Boyd also does a podcast in which he preaches, has been coaching pastors and business leaders and offers spiritual retreats.
Some members of New Life church, an independent, nondenominational and charismatic megachurch headquartered in northern Colorado Springs, have supported Boyd’s statements about his lack of knowledge in the sexual misconduct scandal and protested his forced resignation last summer at the main campus.
Today, Boyd’s Facebook page has more than 8,100 followers, some of whom say they are excited and can’t wait to attend his new endeavor.
Not all are happy about the development though.
The Rev. Kelly Williams, pastor of Vanguard Church in Colorado Springs, a Southern Baptist Convention affiliate, said he agreed with the New Life elders’ decision last year to ask Boyd to vacate his role as senior pastor.
“God may be in what Pastor Brady Boyd is doing but not how he is going about it, and he knows that,” Williams said. “He has yet to show any sense of remorse or repentance for the role he played in Gateway, New Life and the abuse of a minor.”

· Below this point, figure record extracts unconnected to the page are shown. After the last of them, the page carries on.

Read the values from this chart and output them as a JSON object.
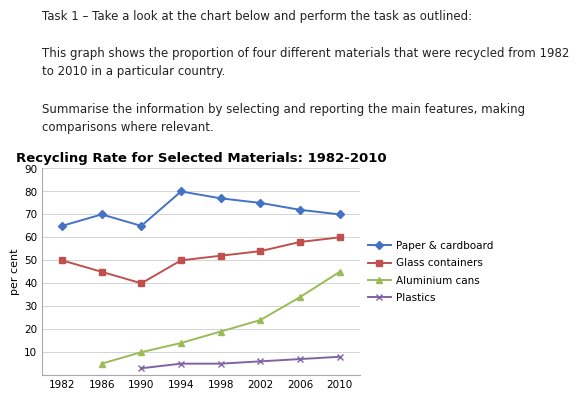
{
  "title": "Recycling Rate for Selected Materials: 1982-2010",
  "ylabel": "per cent",
  "years": [
    1982,
    1986,
    1990,
    1994,
    1998,
    2002,
    2006,
    2010
  ],
  "text_lines": [
    "Task 1 – Take a look at the chart below and perform the task as outlined:",
    "",
    "This graph shows the proportion of four different materials that were recycled from 1982",
    "to 2010 in a particular country.",
    "",
    "Summarise the information by selecting and reporting the main features, making",
    "comparisons where relevant."
  ],
  "series": [
    {
      "label": "Paper & cardboard",
      "values": [
        65,
        70,
        65,
        80,
        77,
        75,
        72,
        70
      ],
      "color": "#4472C4",
      "marker": "D",
      "linestyle": "-"
    },
    {
      "label": "Glass containers",
      "values": [
        50,
        45,
        40,
        50,
        52,
        54,
        58,
        60
      ],
      "color": "#C0504D",
      "marker": "s",
      "linestyle": "-"
    },
    {
      "label": "Aluminium cans",
      "values": [
        null,
        5,
        10,
        14,
        19,
        24,
        34,
        45
      ],
      "color": "#9BBB59",
      "marker": "^",
      "linestyle": "-"
    },
    {
      "label": "Plastics",
      "values": [
        null,
        null,
        3,
        5,
        5,
        6,
        7,
        8
      ],
      "color": "#8064A2",
      "marker": "x",
      "linestyle": "-"
    }
  ],
  "ylim": [
    0,
    90
  ],
  "yticks": [
    0,
    10,
    20,
    30,
    40,
    50,
    60,
    70,
    80,
    90
  ],
  "background_color": "#ffffff",
  "grid_color": "#cccccc",
  "text_fontsize": 8.5,
  "title_fontsize": 9.5
}
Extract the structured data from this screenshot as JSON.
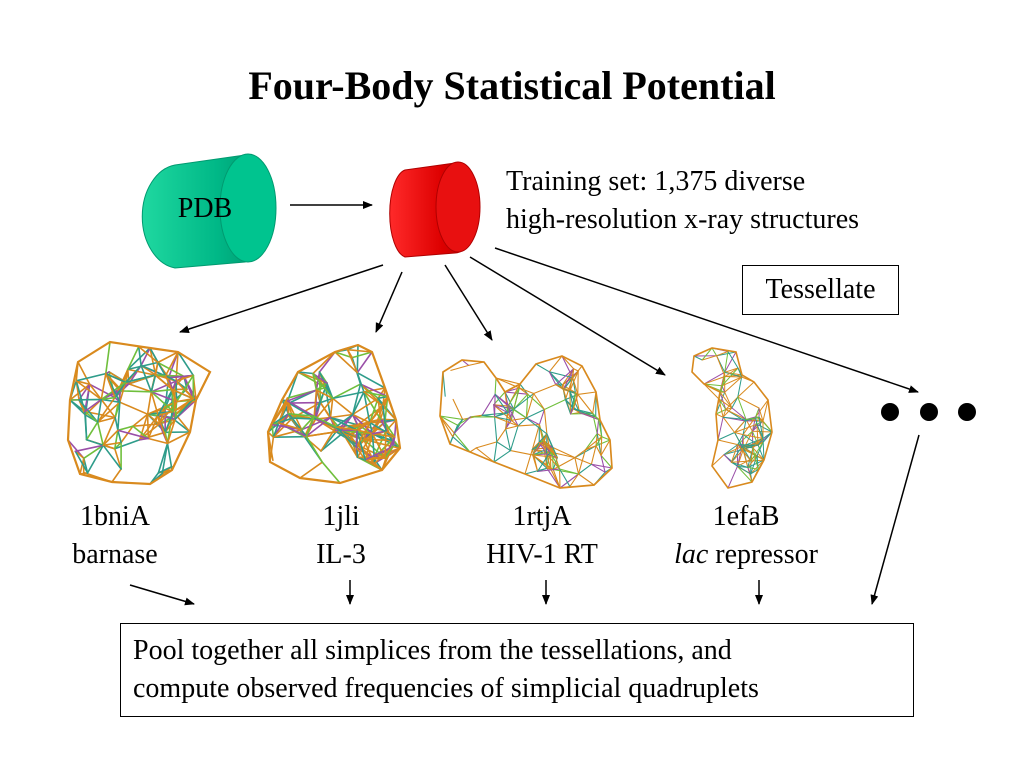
{
  "slide": {
    "title": "Four-Body Statistical Potential",
    "database_label": "PDB",
    "training_set": {
      "line1": "Training set: 1,375 diverse",
      "line2": "high-resolution x-ray structures"
    },
    "tessellate_label": "Tessellate",
    "ellipsis": "● ● ●",
    "structures": [
      {
        "id": "1bniA",
        "name": "barnase",
        "name_italic_part": "",
        "name_rest": "barnase"
      },
      {
        "id": "1jli",
        "name": "IL-3",
        "name_italic_part": "",
        "name_rest": "IL-3"
      },
      {
        "id": "1rtjA",
        "name": "HIV-1 RT",
        "name_italic_part": "",
        "name_rest": "HIV-1 RT"
      },
      {
        "id": "1efaB",
        "name": "lac repressor",
        "name_italic_part": "lac",
        "name_rest": " repressor"
      }
    ],
    "pool": {
      "line1": "Pool together all simplices from the tessellations, and",
      "line2": "compute observed frequencies of simplicial quadruplets"
    },
    "colors": {
      "pdb_cylinder": "#00b887",
      "training_cylinder": "#e00000",
      "mesh_orange": "#d98a1e",
      "mesh_teal": "#2e9c8a",
      "mesh_purple": "#9a4fa8",
      "mesh_green": "#6fbf3c"
    }
  }
}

Williams believes Boyd should reconcile with the elder board at New Life and obtain their blessing before “launching any form of ministry in the shadow of the church he led. Until he does so, it appears to me he is repeating a cycle he once condemned as unbiblical.”
Formerly Boot Barn Hall, the Phil Long Music Hall is located less than 4 miles from New Life Church’s main building. The music hall was rebranded in 2024 and regularly hosts local events, corporate meetings, private parties and a varied concert lineup that incoming months ranges from a musical tribute to Led Zepplin to a Sploinky Rave party and a neon dance show.
Ted Haggard, the founder and former senior pastor of New Life Church whom Boyd replaced in 2007, also started a new church, Saint James Church, in Colorado Springs in 2010, after he was forced out in 2006 in a wake of accusations of sexual misconduct and drug usage.
“I believe what Pastor Brady Boyd is doing is not unsimilar to what Pastor Ted Haggard did, and just as Ted’s post-New Life actions cost him, sadly, so will there be a personal cost for Brady,” said Williams.
Among the books he’s authored is “The Mystery of 23: God Speaks,” in which Williams relates his interactions with Haggard and prophetic visions he had that religious leaders did not heed but would later prove to be true.